SysOrb Network Monitoring System User's Guide: For version 4.6.0 | ||
---|---|---|
Prev | Chapter 1. System Overview | Next |
In SysOrb there are two alert strategies. The most simple one is the immediate strategy. When a node or a check is configured to use the immediate strategy, SysOrb will send out an alert the first time the check or node fails. This is especially useful for checks such as uptime, process presence, RAID status and other checks which have no natural fluctuation (that is, just one bad reading means that something is really wrong).
The other alert strategy is ScoreKeeper. ScoreKeeper is useful when SysOrb is monitoring something that sporadically peaks above the set limits. For example, if the network response time to some remote node is monitored, and the maximal delay is configured to be 10 ms, we do not usually want an alert if the delay sporadically exceeds this limit. It may be just one single packet that was delayed, so even though it may be way above the acceptable delay limit, it is still acceptable because it was a one-time incident.
In order to work with this kind of fuzzy limits, a score is kept for each node and each of it's checks.
The ideal score is 0. A score can never go below 0. If a check results in a warning, the score will be incremented with some specified value, until the Warn Ceiling is hit. If a check results in an alert, the score is increased further until the Alert Ceiling is hit. The score can never exceed the Alert Ceiling. If the check succeeds, the score will be decremented with some value, until it reaches 0 again.
All the scores are updated every five seconds. The scores are updated based on the last known value from each check.
When you choose to configure a new node in the SysOrb Network Monitoring System, you will be given the choice of specifying the mentioned limits and increment / decrement values. The node's limits are used as limits for all the checks on the node. The increment / decrement values contrarily, are defined for each check on the node. This is because they are used to increment / decrement the score on the associated check only. All the check scores are checked against the node's limits. If the limits are exceeded an alert can be issued. The default values are perfectly appropriate for most uses, so you need not try to understand the deeper relationship between the values and the way warnings and alerts will work. If you do, however, decide to change these values, you have to be certain of the consequences of the changes as a mis-configured system is a lot worse than a system running with a sub-optimal configuration.

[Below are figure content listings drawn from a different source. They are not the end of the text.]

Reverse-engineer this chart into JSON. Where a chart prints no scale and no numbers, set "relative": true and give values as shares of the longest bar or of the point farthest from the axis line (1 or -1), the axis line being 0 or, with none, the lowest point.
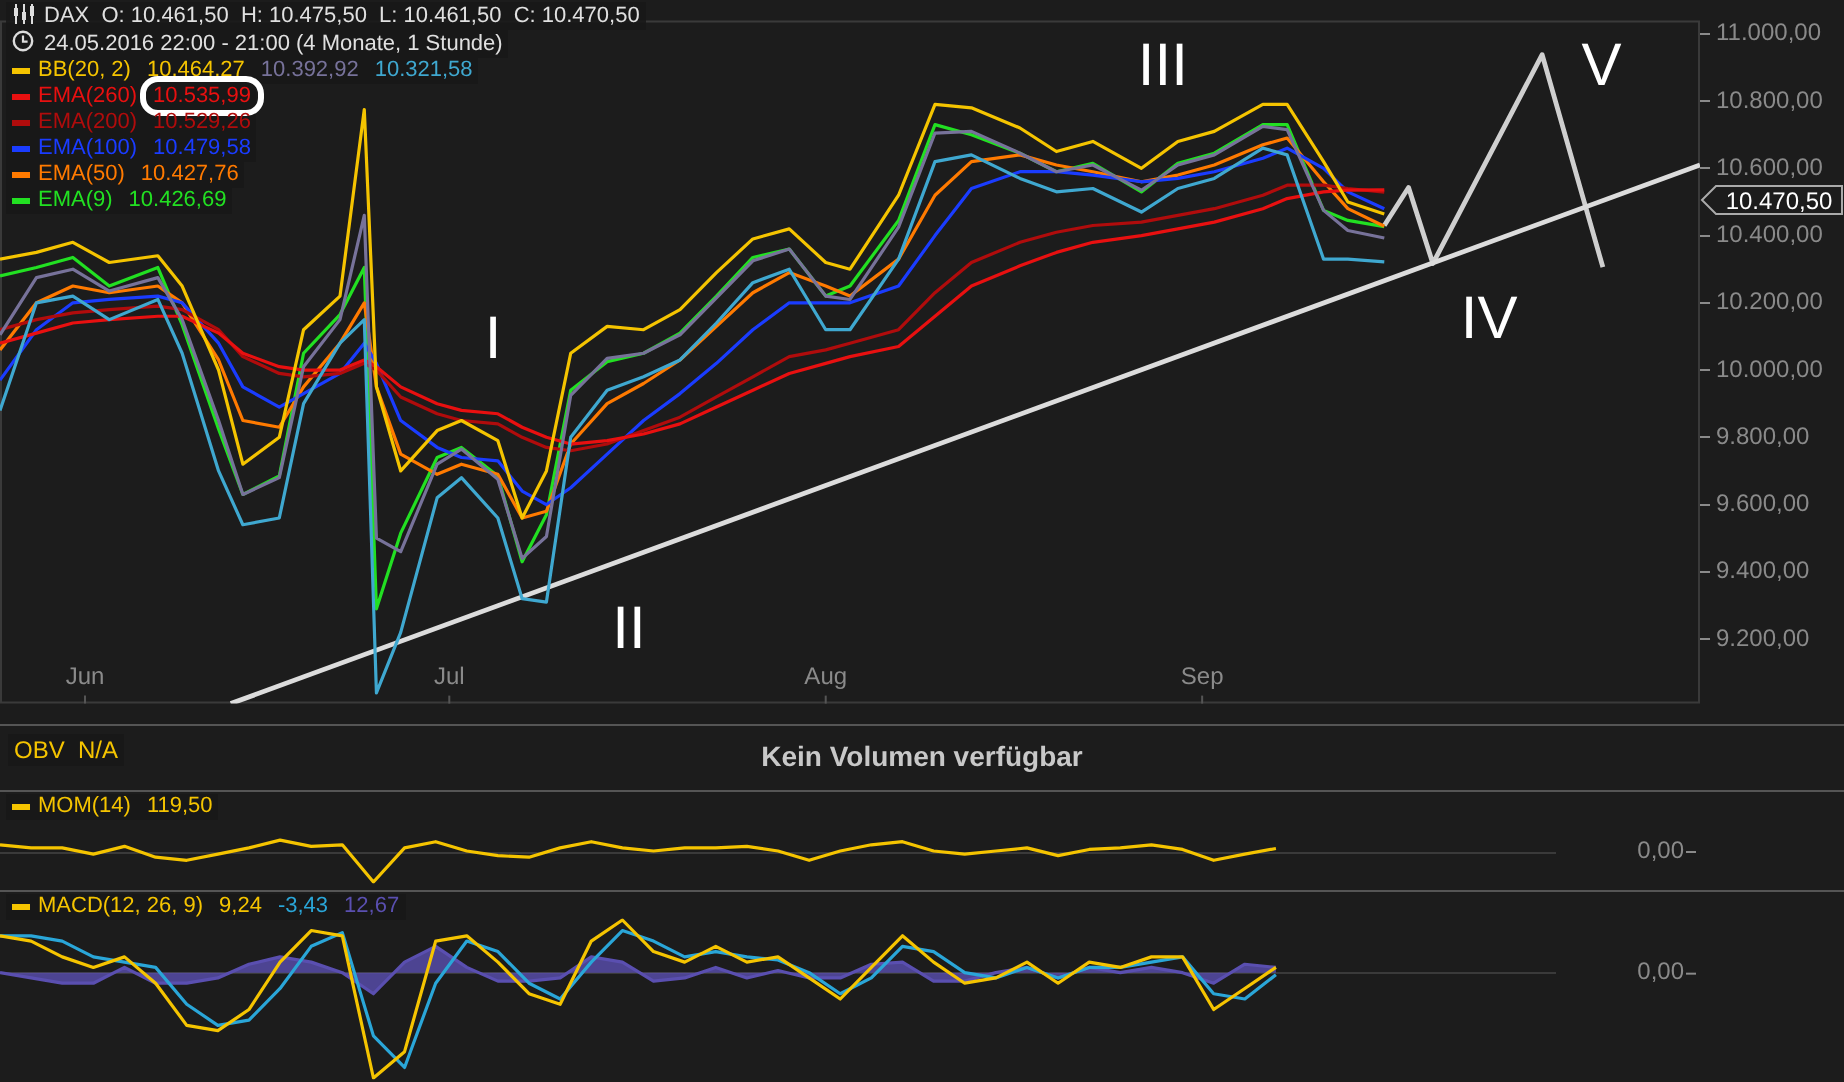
{
  "chart_data": [
    {
      "type": "line",
      "title": "DAX  O: 10.461,50  H: 10.475,50  L: 10.461,50  C: 10.470,50",
      "subtitle": "24.05.2016 22:00 - 21:00 (4 Monate, 1 Stunde)",
      "x": [
        "2016-05-25",
        "2016-05-28",
        "2016-05-31",
        "2016-06-03",
        "2016-06-07",
        "2016-06-09",
        "2016-06-12",
        "2016-06-14",
        "2016-06-17",
        "2016-06-19",
        "2016-06-22",
        "2016-06-24",
        "2016-06-25",
        "2016-06-27",
        "2016-06-30",
        "2016-07-02",
        "2016-07-05",
        "2016-07-07",
        "2016-07-09",
        "2016-07-11",
        "2016-07-14",
        "2016-07-17",
        "2016-07-20",
        "2016-07-23",
        "2016-07-26",
        "2016-07-29",
        "2016-08-01",
        "2016-08-03",
        "2016-08-07",
        "2016-08-10",
        "2016-08-13",
        "2016-08-17",
        "2016-08-20",
        "2016-08-23",
        "2016-08-27",
        "2016-08-30",
        "2016-09-02",
        "2016-09-06",
        "2016-09-08",
        "2016-09-11",
        "2016-09-13",
        "2016-09-16"
      ],
      "xlim": [
        "2016-05-25",
        "2016-10-12"
      ],
      "xticks": [
        {
          "value": "2016-06-01",
          "label": "Jun"
        },
        {
          "value": "2016-07-01",
          "label": "Jul"
        },
        {
          "value": "2016-08-01",
          "label": "Aug"
        },
        {
          "value": "2016-09-01",
          "label": "Sep"
        }
      ],
      "ylim": [
        9008,
        11040
      ],
      "yticks": [
        {
          "value": 9200,
          "label": "9.200,00"
        },
        {
          "value": 9400,
          "label": "9.400,00"
        },
        {
          "value": 9600,
          "label": "9.600,00"
        },
        {
          "value": 9800,
          "label": "9.800,00"
        },
        {
          "value": 10000,
          "label": "10.000,00"
        },
        {
          "value": 10200,
          "label": "10.200,00"
        },
        {
          "value": 10400,
          "label": "10.400,00"
        },
        {
          "value": 10600,
          "label": "10.600,00"
        },
        {
          "value": 10800,
          "label": "10.800,00"
        },
        {
          "value": 11000,
          "label": "11.000,00"
        }
      ],
      "legend": "top left",
      "marker": "none",
      "series": [
        {
          "name": "BB(20, 2)  10.464,27",
          "color": "#f5c400",
          "values": [
            10330,
            10350,
            10380,
            10320,
            10340,
            10250,
            10000,
            9720,
            9800,
            10120,
            10220,
            10775,
            9950,
            9700,
            9820,
            9850,
            9790,
            9560,
            9700,
            10050,
            10130,
            10120,
            10180,
            10290,
            10390,
            10420,
            10320,
            10300,
            10520,
            10790,
            10780,
            10720,
            10650,
            10680,
            10600,
            10680,
            10710,
            10790,
            10790,
            10620,
            10500,
            10464.27
          ]
        },
        {
          "name": "10.392,92",
          "color": "#77729a",
          "values": [
            10105,
            10275,
            10300,
            10235,
            10275,
            10150,
            9850,
            9630,
            9680,
            10010,
            10150,
            10460,
            9500,
            9460,
            9720,
            9765,
            9675,
            9440,
            9505,
            9925,
            10035,
            10050,
            10105,
            10215,
            10325,
            10360,
            10220,
            10210,
            10425,
            10705,
            10710,
            10645,
            10590,
            10610,
            10535,
            10610,
            10640,
            10725,
            10715,
            10475,
            10415,
            10392.92
          ]
        },
        {
          "name": "10.321,58",
          "color": "#3fa8d0",
          "values": [
            9880,
            10200,
            10220,
            10150,
            10210,
            10050,
            9700,
            9540,
            9560,
            9900,
            10080,
            10150,
            9040,
            9220,
            9620,
            9680,
            9560,
            9320,
            9310,
            9800,
            9940,
            9980,
            10030,
            10140,
            10260,
            10300,
            10120,
            10120,
            10330,
            10620,
            10640,
            10570,
            10530,
            10540,
            10470,
            10540,
            10570,
            10660,
            10640,
            10330,
            10330,
            10321.58
          ]
        },
        {
          "name": "EMA(260)  10.535,99",
          "color": "#e81010",
          "values": [
            10080,
            10110,
            10140,
            10150,
            10160,
            10160,
            10110,
            10050,
            10010,
            10000,
            10000,
            10030,
            10010,
            9950,
            9900,
            9880,
            9870,
            9830,
            9800,
            9780,
            9790,
            9810,
            9840,
            9890,
            9940,
            9990,
            10020,
            10040,
            10070,
            10160,
            10250,
            10310,
            10350,
            10380,
            10400,
            10420,
            10440,
            10480,
            10510,
            10530,
            10535,
            10535.99
          ]
        },
        {
          "name": "EMA(200)  10.529,26",
          "color": "#b00c0c",
          "values": [
            10120,
            10150,
            10170,
            10180,
            10190,
            10180,
            10120,
            10040,
            9990,
            9980,
            9990,
            10020,
            10000,
            9920,
            9870,
            9850,
            9840,
            9800,
            9770,
            9760,
            9780,
            9820,
            9860,
            9920,
            9980,
            10040,
            10060,
            10080,
            10120,
            10230,
            10320,
            10380,
            10410,
            10430,
            10440,
            10460,
            10480,
            10520,
            10550,
            10550,
            10540,
            10529.26
          ]
        },
        {
          "name": "EMA(100)  10.479,58",
          "color": "#1a3cff",
          "values": [
            9970,
            10120,
            10200,
            10210,
            10220,
            10200,
            10080,
            9950,
            9890,
            9930,
            9990,
            10080,
            10020,
            9850,
            9770,
            9740,
            9730,
            9640,
            9600,
            9650,
            9750,
            9850,
            9930,
            10020,
            10120,
            10200,
            10200,
            10200,
            10250,
            10400,
            10540,
            10590,
            10590,
            10580,
            10560,
            10570,
            10590,
            10630,
            10660,
            10600,
            10530,
            10479.58
          ]
        },
        {
          "name": "EMA(50)  10.427,76",
          "color": "#ff7a00",
          "values": [
            10060,
            10200,
            10250,
            10230,
            10250,
            10200,
            10030,
            9850,
            9830,
            9950,
            10080,
            10200,
            9950,
            9750,
            9690,
            9720,
            9690,
            9560,
            9580,
            9780,
            9900,
            9960,
            10030,
            10130,
            10230,
            10290,
            10250,
            10220,
            10330,
            10520,
            10620,
            10640,
            10610,
            10590,
            10560,
            10580,
            10610,
            10670,
            10690,
            10560,
            10480,
            10427.76
          ]
        },
        {
          "name": "EMA(9)  10.426,69",
          "color": "#22e022",
          "values": [
            10280,
            10305,
            10335,
            10250,
            10305,
            10135,
            9825,
            9630,
            9685,
            10050,
            10165,
            10305,
            9290,
            9515,
            9740,
            9770,
            9685,
            9430,
            9570,
            9940,
            10025,
            10050,
            10110,
            10220,
            10335,
            10360,
            10220,
            10250,
            10445,
            10730,
            10700,
            10645,
            10590,
            10615,
            10530,
            10615,
            10645,
            10730,
            10730,
            10475,
            10445,
            10426.69
          ]
        },
        {
          "color": "#dcdcdc",
          "x": [
            "2016-06-13",
            "2016-10-12"
          ],
          "values": [
            9008,
            10610
          ]
        },
        {
          "color": "#cfcfcf",
          "x": [
            "2016-09-16",
            "2016-09-18",
            "2016-09-20",
            "2016-09-29",
            "2016-10-04"
          ],
          "values": [
            10430,
            10543,
            10317,
            10938,
            10306
          ]
        }
      ],
      "annotations": [
        "I",
        "II",
        "III",
        "IV",
        "V",
        "10.470,50"
      ]
    },
    {
      "type": "other",
      "title": "Kein Volumen verfügbar",
      "annotations": [
        "OBV  N/A"
      ]
    },
    {
      "type": "line",
      "relative": true,
      "legend": "top left",
      "marker": "none",
      "categories": [
        null,
        null,
        null,
        null,
        null,
        null,
        null,
        null,
        null,
        null,
        null,
        null,
        null,
        null,
        null,
        null,
        null,
        null,
        null,
        null,
        null,
        null,
        null,
        null,
        null,
        null,
        null,
        null,
        null,
        null,
        null,
        null,
        null,
        null,
        null,
        null,
        null,
        null,
        null,
        null,
        null,
        null,
        null,
        null,
        null,
        null,
        null,
        null,
        null,
        null,
        null
      ],
      "annotations": [
        "0,00"
      ],
      "series": [
        {
          "name": "MOM(14)  119,50",
          "color": "#f5c400",
          "values": [
            0.2,
            0.1,
            0.1,
            -0.1,
            0.15,
            -0.2,
            -0.3,
            -0.1,
            0.1,
            0.35,
            0.15,
            0.2,
            -1,
            0.1,
            0.3,
            0,
            -0.15,
            -0.2,
            0.1,
            0.3,
            0.1,
            0,
            0.1,
            0.1,
            0.15,
            0,
            -0.3,
            0,
            0.2,
            0.3,
            0,
            -0.1,
            0,
            0.1,
            -0.15,
            0.05,
            0.1,
            0.2,
            0.05,
            -0.3,
            -0.1,
            0.08,
            null,
            null,
            null,
            null,
            null,
            null,
            null,
            null,
            null
          ]
        }
      ]
    },
    {
      "type": "line",
      "relative": true,
      "legend": "top left",
      "marker": "none",
      "categories": [
        null,
        null,
        null,
        null,
        null,
        null,
        null,
        null,
        null,
        null,
        null,
        null,
        null,
        null,
        null,
        null,
        null,
        null,
        null,
        null,
        null,
        null,
        null,
        null,
        null,
        null,
        null,
        null,
        null,
        null,
        null,
        null,
        null,
        null,
        null,
        null,
        null,
        null,
        null,
        null,
        null,
        null,
        null,
        null,
        null,
        null,
        null,
        null,
        null,
        null,
        null
      ],
      "annotations": [
        "0,00"
      ],
      "series": [
        {
          "name": "MACD(12, 26, 9)  9,24",
          "color": "#f5c400",
          "values": [
            0.35,
            0.3,
            0.15,
            0.05,
            0.15,
            -0.1,
            -0.5,
            -0.55,
            -0.35,
            0.1,
            0.4,
            0.35,
            -1,
            -0.75,
            0.3,
            0.35,
            0.1,
            -0.2,
            -0.3,
            0.3,
            0.5,
            0.2,
            0.1,
            0.25,
            0.1,
            0.15,
            -0.05,
            -0.25,
            0.05,
            0.35,
            0.1,
            -0.1,
            -0.05,
            0.1,
            -0.1,
            0.1,
            0.05,
            0.15,
            0.15,
            -0.35,
            -0.15,
            0.05,
            null,
            null,
            null,
            null,
            null,
            null,
            null,
            null,
            null
          ]
        },
        {
          "name": "-3,43",
          "color": "#2aa6d8",
          "values": [
            0.35,
            0.35,
            0.3,
            0.15,
            0.1,
            0.05,
            -0.3,
            -0.5,
            -0.45,
            -0.15,
            0.25,
            0.38,
            -0.6,
            -0.9,
            -0.1,
            0.3,
            0.2,
            -0.1,
            -0.25,
            0.1,
            0.4,
            0.3,
            0.15,
            0.2,
            0.15,
            0.12,
            0,
            -0.2,
            -0.05,
            0.25,
            0.2,
            0,
            -0.05,
            0.05,
            -0.05,
            0.05,
            0.05,
            0.1,
            0.15,
            -0.2,
            -0.25,
            -0.02,
            null,
            null,
            null,
            null,
            null,
            null,
            null,
            null,
            null
          ]
        },
        {
          "name": "12,67",
          "type": "area",
          "color": "#5a4fb0",
          "values": [
            0,
            -0.05,
            -0.1,
            -0.1,
            0.05,
            -0.1,
            -0.1,
            -0.05,
            0.08,
            0.15,
            0.1,
            0,
            -0.2,
            0.1,
            0.25,
            0.05,
            -0.08,
            -0.08,
            -0.05,
            0.15,
            0.1,
            -0.08,
            -0.05,
            0.05,
            -0.05,
            0.02,
            -0.05,
            -0.05,
            0.08,
            0.1,
            -0.08,
            -0.08,
            0,
            0.05,
            -0.05,
            0.05,
            0,
            0.05,
            0,
            -0.1,
            0.08,
            0.05,
            null,
            null,
            null,
            null,
            null,
            null,
            null,
            null,
            null
          ]
        }
      ]
    }
  ]
}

We recommend that you leave the score and warning / alert / ceiling values to their defaults, and only change them if you both understand what the change will mean, and actually have a need to change them.

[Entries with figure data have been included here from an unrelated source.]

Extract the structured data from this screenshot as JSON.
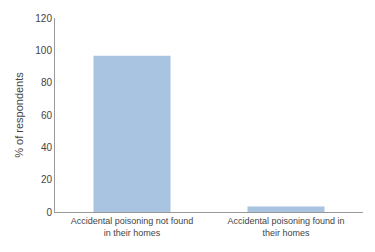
{
  "chart_data": {
    "type": "bar",
    "categories": [
      "Accidental poisoning not found\nin their homes",
      "Accidental poisoning found in\ntheir homes"
    ],
    "values": [
      96.6,
      3.4
    ],
    "color": "#a8c4e0",
    "ylabel": "% of respondents",
    "ylim": [
      0,
      120
    ],
    "yticks": [
      0,
      20,
      40,
      60,
      80,
      100,
      120
    ],
    "grid": false
  }
}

Sometimes a check may enter alert state and leave again so quickly, that you may risk nobody notices. Of course, if SysOrb is configured to send out email alerts, it will send one no matter how brief the alert state was. But the email can get lost, or the user may have requested not to receive more that one SysOrb mail every half hour, and if he has got one recently, he may never receive an email for this particular alert.
To be absolutely sure, that no alerts go unnoticed, SysOrb allows an option called Alert Acknowledgement to be enabled per check. When that is enabled, the check will stay in alert state, even if the original cause of the problem goes away.
This could be useful on a process presence check for instance, if the operating system restarts a given process after a short period of time, but you still want to notice, if it has been missing. In that case enabling Alert Acknowledgement will result in a red icon showing up as soon as the process stops, and staying red even when the process starts again. After the process has started you must explicitly acknowledge the alert through the web interface for the icon to revert to green.
Some checks (currently only LogChecks) makes no sense without alert acknowledgement enabled. That is so because a bad log line appearing in the log, is treated by SysOrb as an instantaneous alert state, returning immediately to good state awaiting the next line to be appended to the log. With alert acknowledgement enabled it will of course stay in alert state until a user explicitly acknowledges.